This study identifies variations in how departments recruit, pay and manage the performance of staff below senior civil service level. It does not evaluate or examine the reasons for different departmental approaches to recruitment, pay and performance management.

Civil service salary costs have risen in recent years, largely as a result of increased civil service numbers. In 2013, civil service headcount was 443,390 with total salary costs of £11.4 billion. By 2022, civil service numbers had increased to 510,080, with total salary costs of £16.6 billion.

Despite the overall increase in civil service numbers and costs since 2013, real-term median salaries have fallen over this time for almost all civil service grades.

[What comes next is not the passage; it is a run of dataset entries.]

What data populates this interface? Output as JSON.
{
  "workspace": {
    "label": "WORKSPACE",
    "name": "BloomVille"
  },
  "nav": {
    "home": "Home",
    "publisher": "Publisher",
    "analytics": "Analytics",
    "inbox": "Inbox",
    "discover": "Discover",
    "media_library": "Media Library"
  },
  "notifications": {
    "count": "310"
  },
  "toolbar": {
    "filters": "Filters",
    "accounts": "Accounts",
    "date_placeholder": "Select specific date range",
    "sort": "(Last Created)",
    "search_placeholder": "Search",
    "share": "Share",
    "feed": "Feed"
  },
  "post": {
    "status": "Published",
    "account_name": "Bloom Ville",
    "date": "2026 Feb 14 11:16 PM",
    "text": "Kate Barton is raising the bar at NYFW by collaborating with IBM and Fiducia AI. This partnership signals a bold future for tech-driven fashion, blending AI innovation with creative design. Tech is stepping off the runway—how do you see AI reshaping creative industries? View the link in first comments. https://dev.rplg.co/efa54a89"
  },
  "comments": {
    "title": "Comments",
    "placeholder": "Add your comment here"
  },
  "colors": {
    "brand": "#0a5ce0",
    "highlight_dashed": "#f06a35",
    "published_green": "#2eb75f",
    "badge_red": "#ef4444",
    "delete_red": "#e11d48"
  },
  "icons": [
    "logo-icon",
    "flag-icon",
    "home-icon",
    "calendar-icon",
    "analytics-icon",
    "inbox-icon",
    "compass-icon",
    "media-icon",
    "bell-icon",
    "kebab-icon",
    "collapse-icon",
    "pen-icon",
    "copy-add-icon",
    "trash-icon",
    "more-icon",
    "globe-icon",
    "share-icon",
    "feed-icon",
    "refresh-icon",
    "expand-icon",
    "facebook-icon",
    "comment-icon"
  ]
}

For example, the median pay of Grade 6 civil servants fell in real terms by nearly £7,000 from 2013 to 2022, from £74,600 to £67,700.1 In 2022, London-based civil servants had a higher median salary (£39,000) compared with those in the rest of the UK (£28,000).

Recruitment

Civil service recruitment times vary, with the slowest department taking on average 42 days longer to recruit than the fastest department. Only HMRC and DCMS could provide data on their full recruitment costs, meaning 14 of the 16 main civil service departments do not know how much it costs them to recruit staff.

Departments reported annual spending on recruitment costs of up to £26 million in 2021-22, and the NAO calculated the highest cost per hire was £6,176 (HM Treasury). For comparison, the Chartered Institute of Personnel and Development reported an average cost per hire of £1,500 in 2022, across private, public and not-for-profit sectors.

The Government Recruitment Service (GRS), part of the Cabinet Office (CO) which provides recruitment services to departments, saw its staffing cut by 40% in 2022 as civil service recruitment volumes were expected to decrease. In practice, volumes increased and CO warned that GRS operations were becoming unsustainable. Ministers increased staffing from July 2023, averting the risk of service failure. CO needs to set out full costs and benefits before establishing whether delivering recruitment services itself is an efficient model for civil service recruitment.

In July 2023, the CO committed to working with departments to set out more consistent metrics on recruitment times and costs, which should enable it to benchmark future performance.

Pay

Different departmental pay structures mean some departments pay significantly more than others for staff at the same grade. For the higher executive officer grade at the Department for Environment, Food and Rural Affairs, the national pay band is £30,317 to £32,803, while HMRC’s pay band for the same grade is £34,404 to £36,985.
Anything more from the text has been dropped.